Brendan Gleeson stars as Father James, a well-intended priest with his own past. He spends his days helping others and hearing their confessions. During one of these routine meetings, the priest listens to a confession rich with with sadness, guilt, and shame, as a parishioner divulges his experiences having been abused by a priest as a child. The end of the confession comes with the revelation that Father James' life will be taken on the following Sunday as retribution for the pain that other priests have caused. The days after are a mix of dark and demented, but Father James never lets the madness get the best of him.
Beautifully shot by cinematographer Larry Smith, the Irish landscapes that set the background for the encroaching drama brings a certain panache to the clever and important dialogue written by McDonagh. The performances by supporting players Chris O'Dowd and Kelly Reilly are the perfect accessories to Gleeson's Oscar-worthy lead performance, one of the year's best. Calvary works best in the subtle details that move it along, never relying on over-the-top storyline arcs or unbelievable premises.

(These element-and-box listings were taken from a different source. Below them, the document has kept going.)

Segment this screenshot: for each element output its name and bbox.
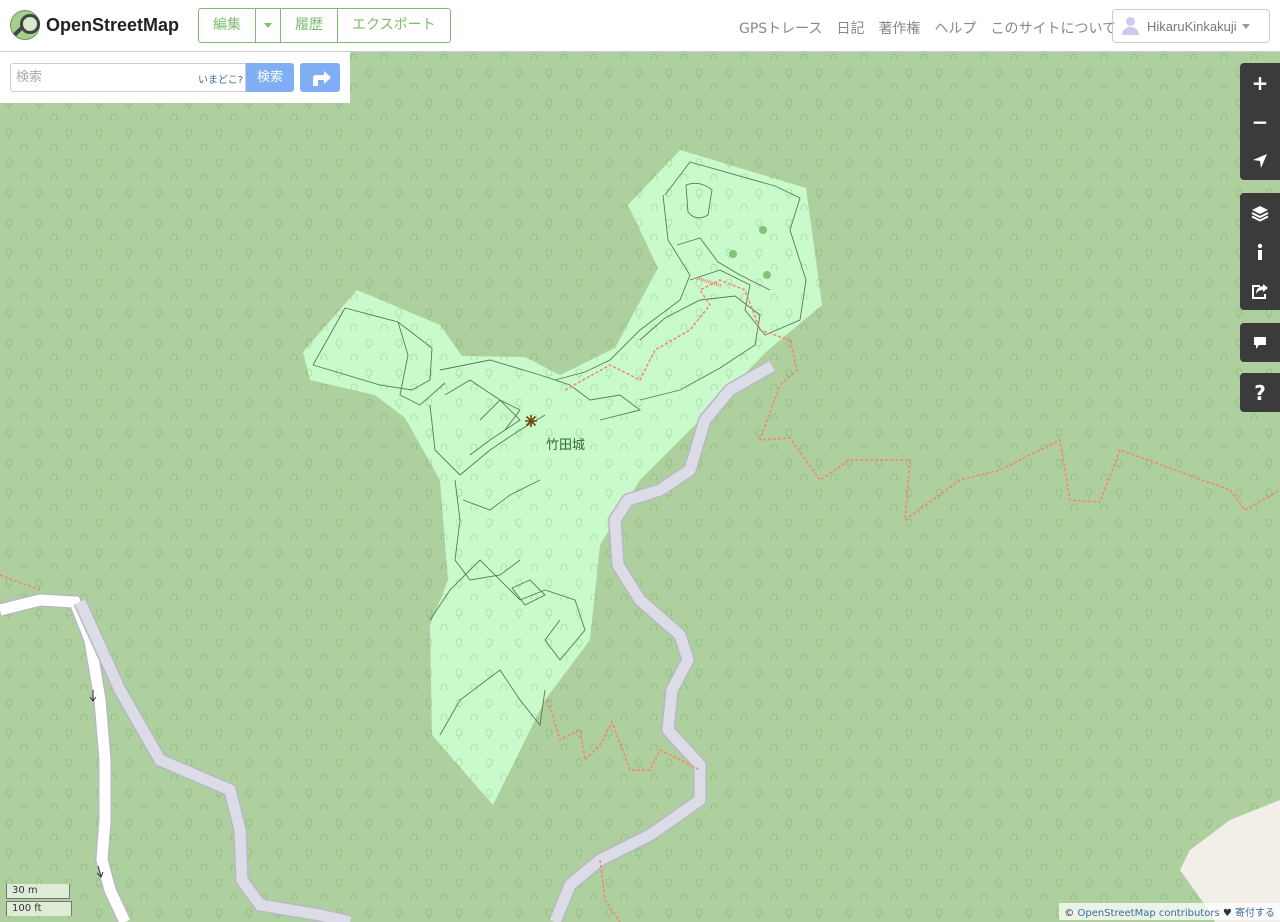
heart-icon: ♥ [1222, 908, 1232, 919]
search-panel: 検索 いまどこ? 検索 [0, 52, 350, 103]
tree-point [729, 250, 737, 258]
site-name: OpenStreetMap [46, 14, 180, 35]
tree-point [759, 226, 767, 234]
add-note-button[interactable] [1240, 323, 1280, 362]
where-am-i-link[interactable]: いまどこ? [198, 71, 243, 86]
help-tools: ? [1240, 373, 1280, 412]
site-logo[interactable]: OpenStreetMap [10, 10, 179, 40]
history-button[interactable]: 履歴 [281, 9, 338, 42]
nav-copyright[interactable]: 著作権 [878, 18, 920, 38]
tree-point [763, 271, 771, 279]
username: HikaruKinkakuji [1147, 18, 1237, 34]
edit-button-group: 編集 履歴 エクスポート [198, 8, 451, 43]
geolocate-button[interactable] [1240, 141, 1280, 180]
avatar-icon [1121, 16, 1139, 36]
copyright-symbol: © [1064, 908, 1075, 919]
directions-button[interactable] [300, 63, 340, 92]
edit-dropdown-button[interactable] [256, 9, 281, 42]
nav-about[interactable]: このサイトについて [990, 18, 1116, 38]
share-icon [1252, 283, 1268, 299]
donate-link[interactable]: 寄付する [1235, 908, 1275, 919]
note-tools [1240, 323, 1280, 362]
query-features-button[interactable]: ? [1240, 373, 1280, 412]
scale-imperial: 100 ft [6, 901, 72, 916]
chevron-down-icon [1241, 23, 1250, 29]
nav-diary[interactable]: 日記 [836, 18, 864, 38]
share-button[interactable] [1240, 271, 1280, 310]
edit-button[interactable]: 編集 [199, 9, 256, 42]
osm-contributors-link[interactable]: OpenStreetMap contributors [1077, 908, 1219, 919]
layers-button[interactable] [1240, 193, 1280, 232]
locate-arrow-icon [1253, 153, 1267, 168]
osm-logo-icon [10, 10, 40, 40]
zoom-in-button[interactable]: + [1240, 63, 1280, 102]
castle-ruins-icon [525, 415, 537, 427]
export-button[interactable]: エクスポート [338, 9, 450, 42]
nav-gps-traces[interactable]: GPSトレース [739, 18, 822, 38]
map-tools [1240, 193, 1280, 310]
comment-icon [1254, 336, 1266, 349]
place-label: 竹田城 [546, 438, 586, 453]
top-header: OpenStreetMap 編集 履歴 エクスポート GPSトレース 日記 著作… [0, 0, 1280, 52]
chevron-down-icon [264, 22, 272, 28]
nav-help[interactable]: ヘルプ [934, 18, 976, 38]
zoom-out-button[interactable]: − [1240, 102, 1280, 141]
attribution: © OpenStreetMap contributors ♥ 寄付する [1059, 903, 1280, 920]
zoom-controls: + − [1240, 63, 1280, 180]
user-menu[interactable]: HikaruKinkakuji [1112, 9, 1270, 43]
map-key-button[interactable] [1240, 232, 1280, 271]
forest-pattern [0, 52, 1280, 922]
main-nav: GPSトレース 日記 著作権 ヘルプ このサイトについて [739, 18, 1130, 38]
scale-metric: 30 m [6, 884, 70, 899]
search-button[interactable]: 検索 [246, 63, 294, 92]
info-icon [1257, 243, 1263, 260]
directions-icon [313, 71, 331, 86]
layers-icon [1251, 205, 1269, 222]
map-canvas[interactable] [0, 52, 1280, 922]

As a commentary on a very topical subject (that's, unfortunately, been a topical subject for decades), it falls in line with other works that broached the topic, but in different ways. Where Doubt offered an accusatory tone to a priest that may, or may not, be guilty of committing the crime, Calvary offers a Jesus-like character, innocent of any crime, but being forced to carry the shame, fear, and ultimate punishment. A story of martyrdom has never been so beautiful or harrowing as it is here.
While the tone is very clear and the sights are incredible, the film does teeter a little slow here and there, but power through it and you'll be happy you did. It's been a while since a film has felt like such a true piece of art.